In this work, the interest is focused on the effect HPUs may have on facilitating the reduction of alcohol in intensely colored wines by applying HPU to crushed grapes with a lower sugar content. The experiments that were conducted utilized small-scale quantities of about 400 kg where two batches of the same grape variety were grown in the same vineyard, but one location achieved a higher Brix than another location on the same day. The two Brix levels (25.4° and 29° Brix) were subjected to seven days of maceration. The grapes were separated into three fermentations: A control with no HPU; the second with the lower Brix level and HPU; and the third with the higher Brix level and no HPU. Standard winemaking techniques were used. The HPU chosen was 28 kHz with a power density of 8 W/cm2 .

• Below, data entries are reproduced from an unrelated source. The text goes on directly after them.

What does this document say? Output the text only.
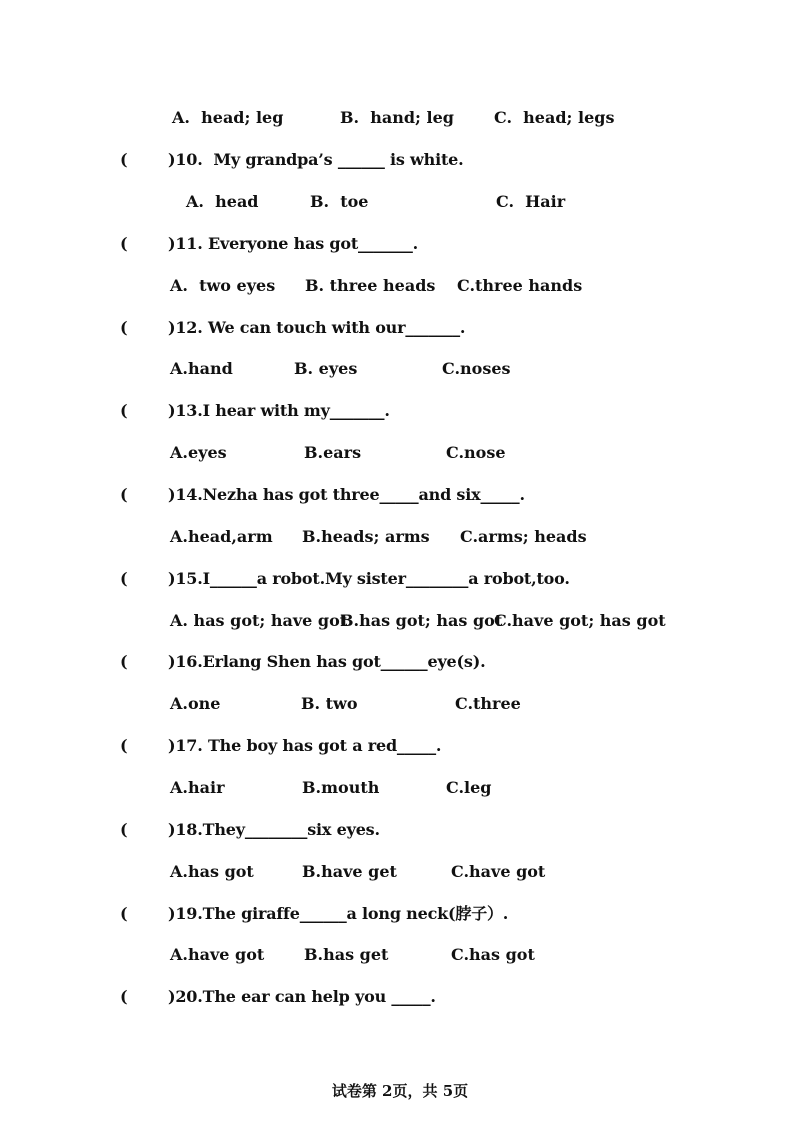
A.  head; leg	B.  hand; leg	C.  head; legs
(	)10.  My grandpa’s ______ is white.
A.  head	B.  toe	C.  Hair
(	)11. Everyone has got_______.
A.  two eyes B. three heads C.three hands
(	)12. We can touch with our_______.
A.hand	B. eyes	C.noses
(	)13.I hear with my_______.
A.eyes	B.ears	C.nose
(	)14.Nezha has got three_____and six_____.
A.head,arm B.heads; arms C.arms; heads
(	)15.I______a robot.My sister________a robot,too.
A. has got; have got
B.has got; has got
C.have got; has got
(	)16.Erlang Shen has got______eye(s).
A.one	B. two	C.three
(	)17. The boy has got a red_____.
A.hair	B.mouth	C.leg
(	)18.They________six eyes.
A.has got	B.have get	C.have got
(	)19.The giraffe______a long neck(脖子）.
A.have got B.has get	C.has got
(	)20.The ear can help you _____.
试卷第 2页，共 5页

Test materials are identified as C14 (control low sugar), US 14 (HPU treated low sugar) and C16 (control high sugar). After fermentation, the normal aspects of wine chemistry were determined, including alcohol content, pH, total and volatile acidity, acetic acid, reducing sugar, methanol, malic acid and tartaric acid, ethanol and gluconic acid, as part of this evaluation (see published paper for the detailed results). Spectrophotometric analyses were evaluated at 620, 520 and 420 nm, with the standard ratios of absorbances.

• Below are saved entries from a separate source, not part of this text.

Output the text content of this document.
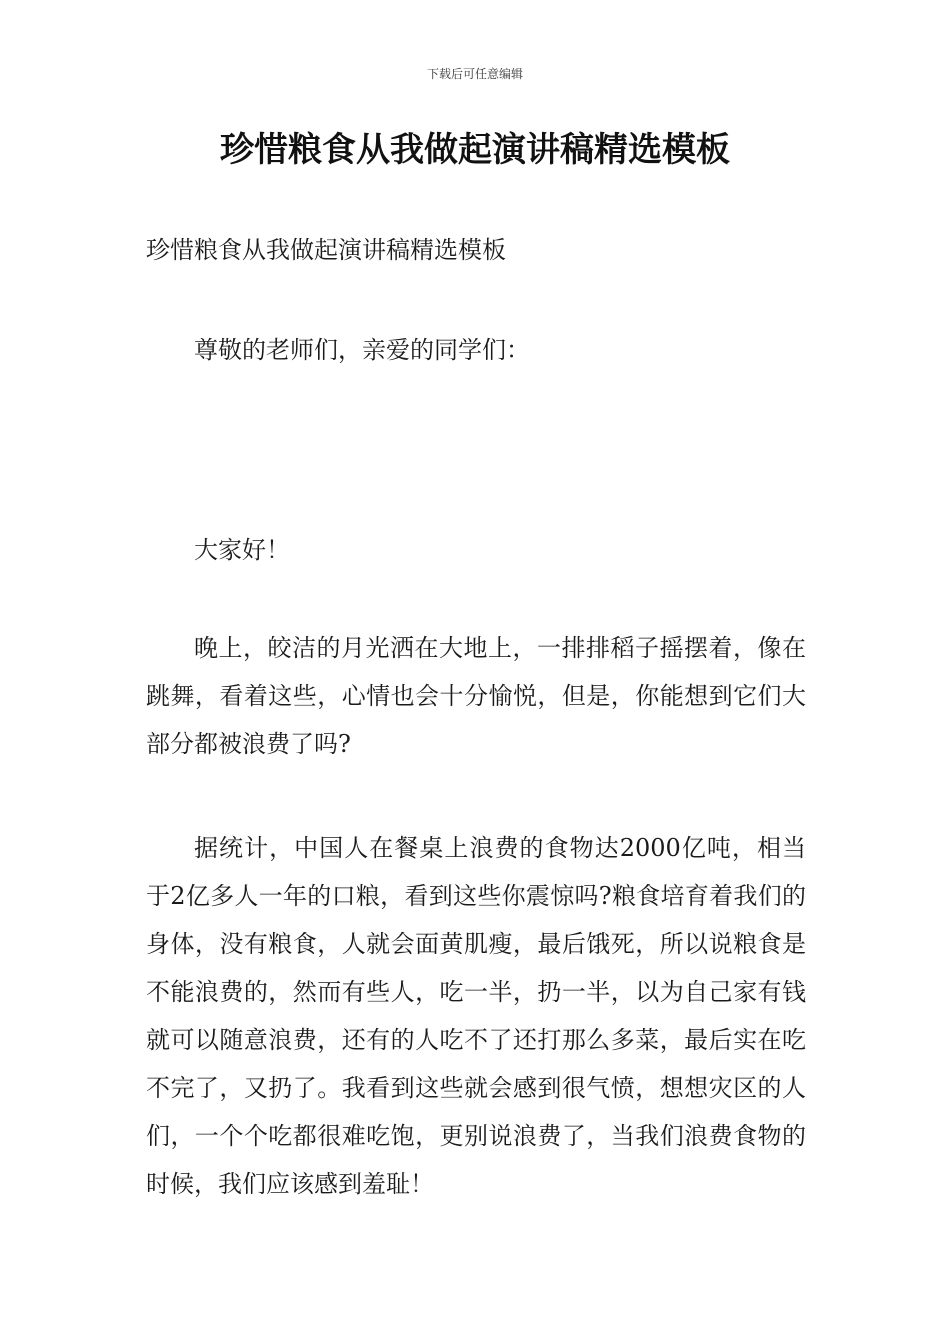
下载后可任意编辑
珍惜粮食从我做起演讲稿精选模板

珍惜粮食从我做起演讲稿精选模板

尊敬的老师们，亲爱的同学们：

大家好！

晚上，皎洁的月光洒在大地上，一排排稻子摇摆着，像在跳舞，看着这些，心情也会十分愉悦，但是，你能想到它们大部分都被浪费了吗?

据统计，中国人在餐桌上浪费的食物达2000亿吨，相当于2亿多人一年的口粮，看到这些你震惊吗?粮食培育着我们的身体，没有粮食，人就会面黄肌瘦，最后饿死，所以说粮食是不能浪费的，然而有些人，吃一半，扔一半，以为自己家有钱就可以随意浪费，还有的人吃不了还打那么多菜，最后实在吃不完了，又扔了。我看到这些就会感到很气愤，想想灾区的人们，一个个吃都很难吃饱，更别说浪费了，当我们浪费食物的时候，我们应该感到羞耻！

The US14 wine samples were in the negative part of component 2, and the C16 wine sample was in the positive part. The descriptors with the highest loads in the negative part of component 2 were astringency, total tannins (determined by phloroglucinolysis), galloylation percentage and aroma quality, which largely coincide with the observed results of the analytical variables. These analyses clearly indicate that the use of HPU induces a modification in the composition of the wine, especially the chromatic composition and sensory characteristics, leading to a wine that shares more characteristics with the wine made from the ripest grapes while maintaining a lower alcohol content.
Conclusion
The results showed that the wine obtained from ultrasound-treated grapes had chromatic characteristics that did not differ from those obtained from riper grapes and achieved the highest scores in the aroma and texture quality descriptors in a sensory analysis. The use of ultrasound technology, as a clean, ecological and energy-efficient technology (and no less important, being an authorized practice in wineries), could be an interesting option to obtain wines with parameters of color intensity and sensory quality similar to wines obtained from riper grapes but with a lower alcohol content.
Final Comment
While at the SIMEI conference in Milan, Italy in 2024, I was able to taste the wines that were discussed in this article. My assessment is that this type of technology can be a significant improvement for grapes grown in cooler climates with more variable weather to overcome. To their credit, Agrovin is working hard to find ways to get this important technology to wineries located in places that need this type of assistance.